Творчество Диаса Валеева.




САД


3 часть


      Раз двадцать, наверное, а то и больше ездил он смотреть свое новое жилище.
      Дом стоял, соседствуя одним боком с пустым пространством, а другим — с грудой таких же пятиэтажных зданий, что возникли как-то внезапно года два назад на известных всему городу савиновских болотах.
      Болот вокруг теперь не было. Был песок и ветер. И уже асфальтированные дорожки пролегли возле подъездов. И тонкие хлыстики деревьев были воткнуты в землю. И уже кое-где хлыстики эти были поломаны, а сроки заселения дома все отодвигались.
      Слухи среди будущих жителей дома ходили по этому поводу разные. Одни говорили, что, поскольку массив стоит на больших болотах, каждое здание должно пройти обязательную двухмесячную проверку. Другие утверждали, что фундамент уже осел в середине здания, и даже для убедительности приводили цифры, насколько он осел.
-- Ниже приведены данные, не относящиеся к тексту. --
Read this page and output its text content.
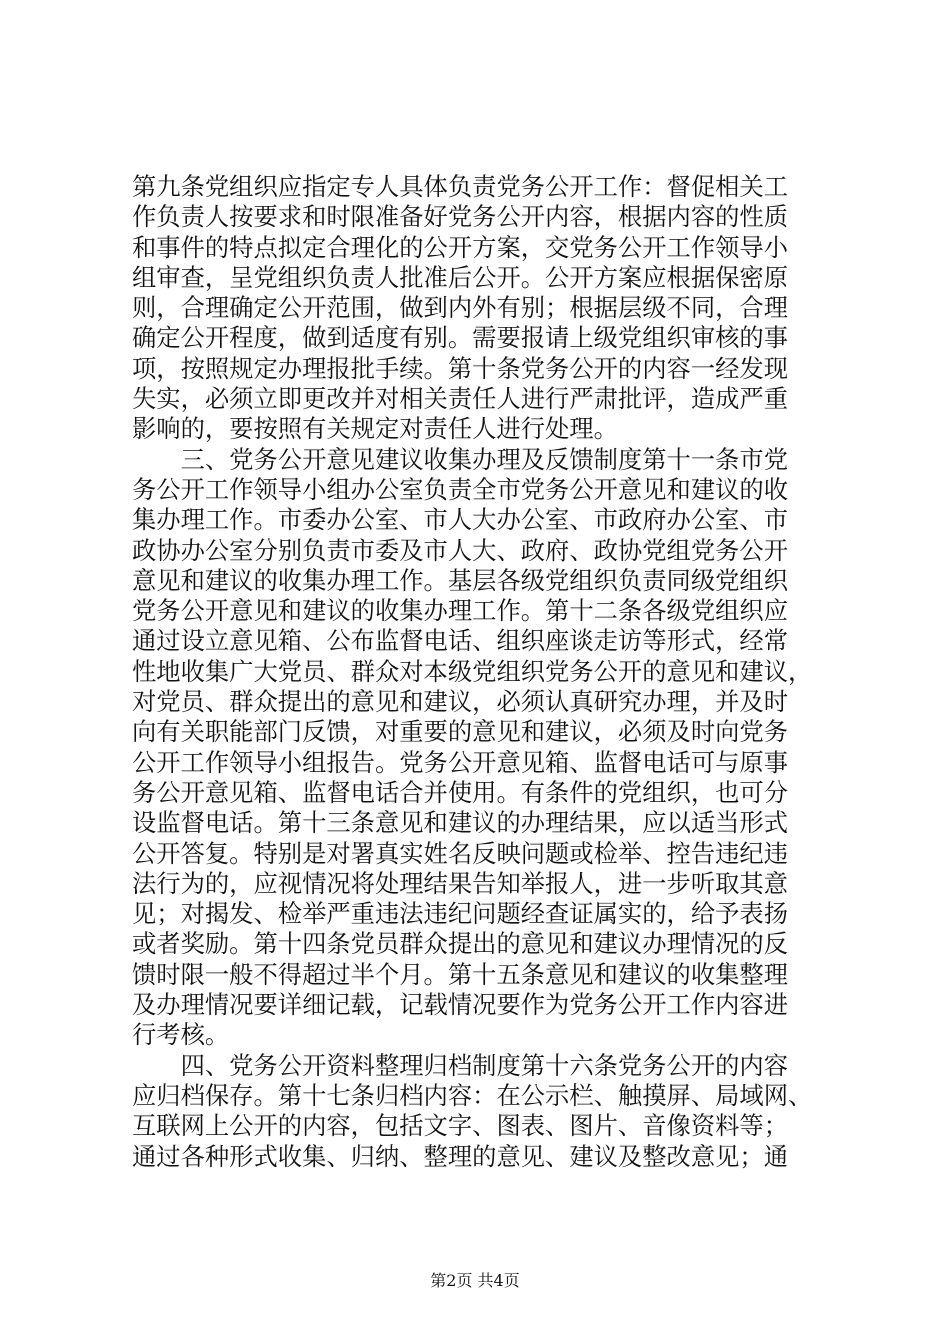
第九条党组织应指定专人具体负责党务公开工作：督促相关工
作负责人按要求和时限准备好党务公开内容，根据内容的性质
和事件的特点拟定合理化的公开方案，交党务公开工作领导小
组审查，呈党组织负责人批准后公开。公开方案应根据保密原
则，合理确定公开范围，做到内外有别；根据层级不同，合理
确定公开程度，做到适度有别。需要报请上级党组织审核的事
项，按照规定办理报批手续。第十条党务公开的内容一经发现
失实，必须立即更改并对相关责任人进行严肃批评，造成严重
影响的，要按照有关规定对责任人进行处理。
　　三、党务公开意见建议收集办理及反馈制度第十一条市党
务公开工作领导小组办公室负责全市党务公开意见和建议的收
集办理工作。市委办公室、市人大办公室、市政府办公室、市
政协办公室分别负责市委及市人大、政府、政协党组党务公开
意见和建议的收集办理工作。基层各级党组织负责同级党组织
党务公开意见和建议的收集办理工作。第十二条各级党组织应
通过设立意见箱、公布监督电话、组织座谈走访等形式，经常
性地收集广大党员、群众对本级党组织党务公开的意见和建议，
对党员、群众提出的意见和建议，必须认真研究办理，并及时
向有关职能部门反馈，对重要的意见和建议，必须及时向党务
公开工作领导小组报告。党务公开意见箱、监督电话可与原事
务公开意见箱、监督电话合并使用。有条件的党组织，也可分
设监督电话。第十三条意见和建议的办理结果，应以适当形式
公开答复。特别是对署真实姓名反映问题或检举、控告违纪违
法行为的，应视情况将处理结果告知举报人，进一步听取其意
见；对揭发、检举严重违法违纪问题经查证属实的，给予表扬
或者奖励。第十四条党员群众提出的意见和建议办理情况的反
馈时限一般不得超过半个月。第十五条意见和建议的收集整理
及办理情况要详细记载，记载情况要作为党务公开工作内容进
行考核。
　　四、党务公开资料整理归档制度第十六条党务公开的内容
应归档保存。第十七条归档内容：在公示栏、触摸屏、局域网、
互联网上公开的内容，包括文字、图表、图片、音像资料等；
通过各种形式收集、归纳、整理的意见、建议及整改意见；通
第2页 共4页
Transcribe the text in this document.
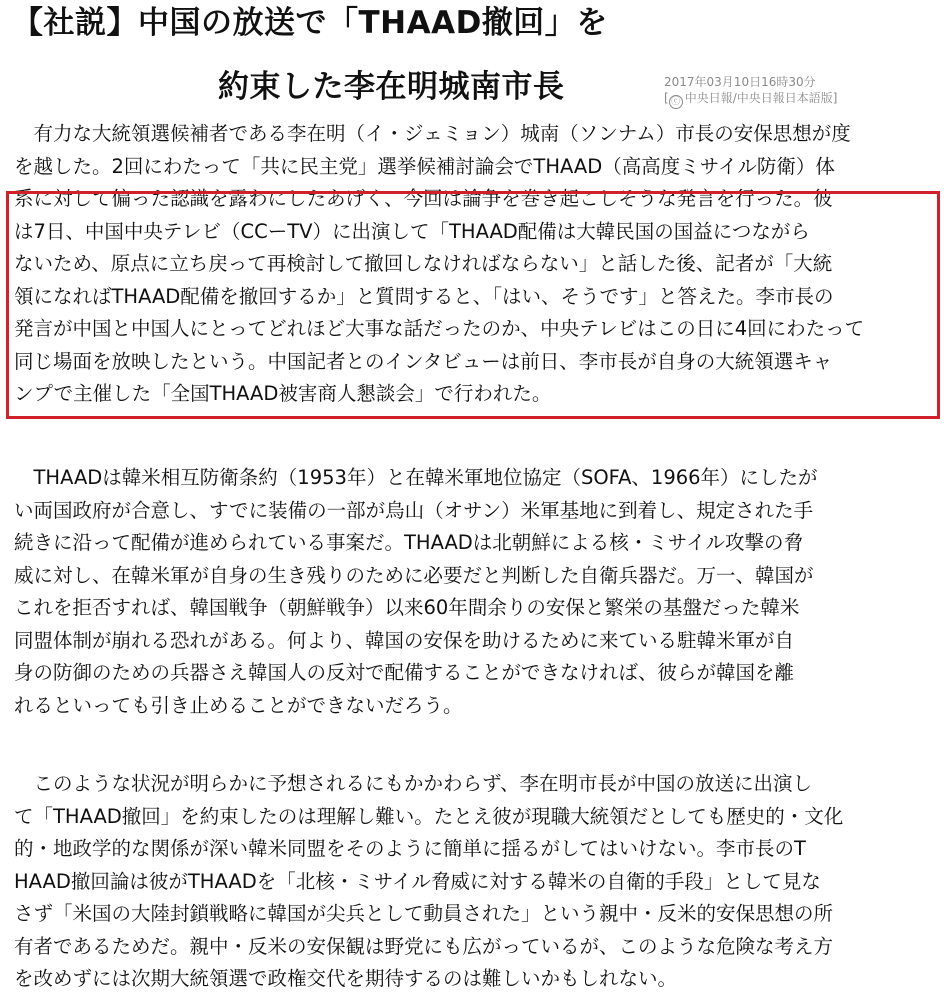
【社説】中国の放送で「THAAD撤回」を
約束した李在明城南市長	2017年03月10日16時30分
[ ⓒ 中央日報/中央日報日本語版]
　有力な大統領選候補者である李在明（イ・ジェミョン）城南（ソンナム）市長の安保思想が度
を越した。2回にわたって「共に民主党」選挙候補討論会でTHAAD（高高度ミサイル防衛）体
系に対して偏った認識を露わにしたあげく、今回は論争を巻き起こしそうな発言を行った。彼
は7日、中国中央テレビ（CCーTV）に出演して「THAAD配備は大韓民国の国益につながら
ないため、原点に立ち戻って再検討して撤回しなければならない」と話した後、記者が「大統
領になればTHAAD配備を撤回するか」と質問すると、「はい、そうです」と答えた。李市長の
発言が中国と中国人にとってどれほど大事な話だったのか、中央テレビはこの日に4回にわたって
同じ場面を放映したという。中国記者とのインタビューは前日、李市長が自身の大統領選キャ
ンプで主催した「全国THAAD被害商人懇談会」で行われた。
　THAADは韓米相互防衛条約（1953年）と在韓米軍地位協定（SOFA、1966年）にしたが
い両国政府が合意し、すでに装備の一部が烏山（オサン）米軍基地に到着し、規定された手
続きに沿って配備が進められている事案だ。THAADは北朝鮮による核・ミサイル攻撃の脅
威に対し、在韓米軍が自身の生き残りのために必要だと判断した自衛兵器だ。万一、韓国が
これを拒否すれば、韓国戦争（朝鮮戦争）以来60年間余りの安保と繁栄の基盤だった韓米
同盟体制が崩れる恐れがある。何より、韓国の安保を助けるために来ている駐韓米軍が自
身の防御のための兵器さえ韓国人の反対で配備することができなければ、彼らが韓国を離
れるといっても引き止めることができないだろう。
　このような状況が明らかに予想されるにもかかわらず、李在明市長が中国の放送に出演し
て「THAAD撤回」を約束したのは理解し難い。たとえ彼が現職大統領だとしても歴史的・文化
的・地政学的な関係が深い韓米同盟をそのように簡単に揺るがしてはいけない。李市長のT
HAAD撤回論は彼がTHAADを「北核・ミサイル脅威に対する韓米の自衛的手段」として見な
さず「米国の大陸封鎖戦略に韓国が尖兵として動員された」という親中・反米的安保思想の所
有者であるためだ。親中・反米の安保観は野党にも広がっているが、このような危険な考え方
を改めずには次期大統領選で政権交代を期待するのは難しいかもしれない。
А третьи, ссылаясь на информированные источники, клятвенно заверяли, что дело в другом — просто в квартирах разворованы и разломаны унитазы, краны и прочая сантехника, необходимая в будничной жизни, и что сейчас, дескать, для этого здания разворовывается другое здание, которое будет сдаваться позднее, и поэтому все скоро будет в полном порядке.
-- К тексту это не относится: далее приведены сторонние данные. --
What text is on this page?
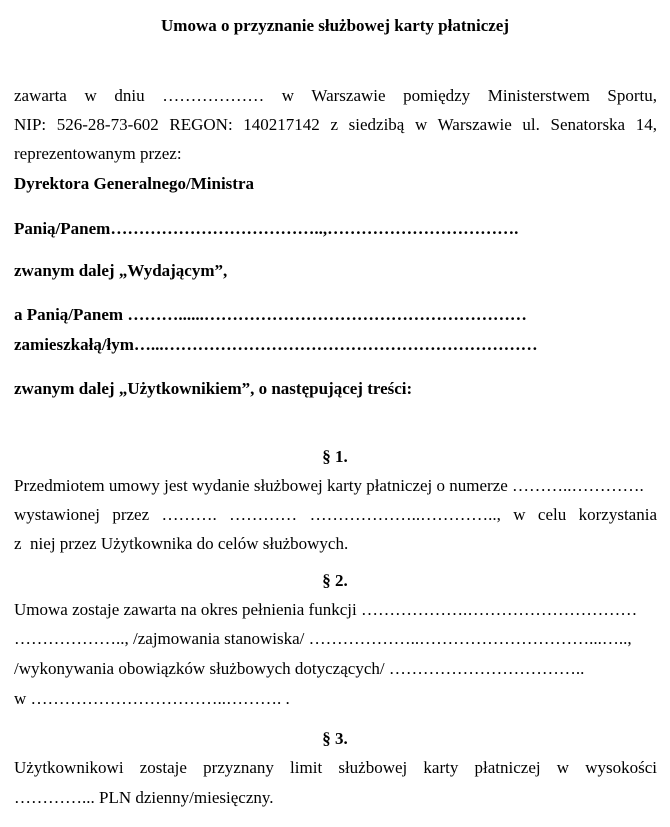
Umowa o przyznanie służbowej karty płatniczej
zawarta w dniu ……………… w Warszawie pomiędzy Ministerstwem Sportu,
NIP: 526-28-73-602 REGON: 140217142 z siedzibą w Warszawie ul. Senatorska 14,
reprezentowanym przez:
Dyrektora Generalnego/Ministra
Panią/Panem………………………………..,…………………………….
zwanym dalej „Wydającym”,
a Panią/Panem ………......…………………………………………………
zamieszkałą/łym…...…………………………………………………………
zwanym dalej „Użytkownikiem”, o następującej treści:
§ 1.
Przedmiotem umowy jest wydanie służbowej karty płatniczej o numerze ………..………….
wystawionej przez ………. ………… ………………..………….., w celu korzystania
z  niej przez Użytkownika do celów służbowych.
§ 2.
Umowa zostaje zawarta na okres pełnienia funkcji ……………….…………………………
……………….., /zajmowania stanowiska/ ………………..…………………………...…..,
/wykonywania obowiązków służbowych dotyczących/ ……………………………..
w ……………………………..………. .
§ 3.
Użytkownikowi zostaje przyznany limit służbowej karty płatniczej w wysokości
…………... PLN dzienny/miesięczny.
      Высокие власти в лице управляющего домами ни один из этих слухов не подтверждали, но и не говорили ничего толком, обещая заселение, как обычно, с недели на неделю, кивая то на строителей, то еще на кого-то. Но так или иначе, а дом стоял с запертыми дверями подъездов вот уже три с лишним месяца, возбуждая в будущих его жителях, в том числе и в Магфуре, чувство страстного нетерпения.
      Жена Аклима давно уже пилила его за то, что он не проявляет никакой инициативы в квартирном вопросе. В старом доме барачного типа у Самигуллиных было всего две комнаты. И хотя в самом деле их, Самигуллиных, жило на двухкомнатном пятачке немало — и мать с отцом, и трое детей, и он сам с женой, да еще один человек неведомого пола должен был родиться и также при своем появлении на свет потребовал бы положенных ему квадратных метров жилплощади, Магфур, несмотря на это, до последнего времени считал, что живут он и его семья хорошо. Инициативу он проявлял — в этом жена была не права. Но проявлял во вред себе, год от году уступая свою очередь тем, кто, как считал он, жил в худших условиях, чем он. Но теперь уступать было уже некому — оказалось, что на заводе он живет чуть ли не хуже всех,— да и незачем: барак шел под снос, и ему, Магфуру Самигуллину, в горисполкоме вручили наконец ордер на четырехкомнатную квартиру.
      В последний месяц, когда сошел снег и все подсохло, а дни стали намного длиннее, он ездил к новому дому после работы чуть ли не каждый день. На одном из торцов здания, начиная с панелей первого этажа и вплоть до последнего, росла береза заводского изготовления — из мозаики. Издалека, минут за пять-семь хорошего хода, с бугра, на котором стоял старый сосновый парк, эта береза на торце дома и пламя ее листвы были хорошо видны. За одной из ее веточек как раз и помещалась его, Магфура, будущая квартира.
      Отдыхая на бугре, часто смотрел Магфур и на мечту свою. Не только береза заводского изготовления виделась ему тогда. Без завтрашнего дня нельзя жить человеку. Хоть на том, хоть на этом свете, а непонятное завтра должно быть! А яблоневый дух, когда он в окна лезет весной, не мечта разве? Как же без него? Московскую грушовку возле дома хотел посадить Магфур, анис, белый налив, боровинку, золотой ранет, антоновку, штрейфель, несколько сортов вишен, смородину. Подъезды он хотел оплести диким виноградом, и даже больше того — протянуть виноград через балконы к небу, да еще разбить несколько цветников, посадив маки, астры, георгины, дельфиниум, мальву и золотые шары.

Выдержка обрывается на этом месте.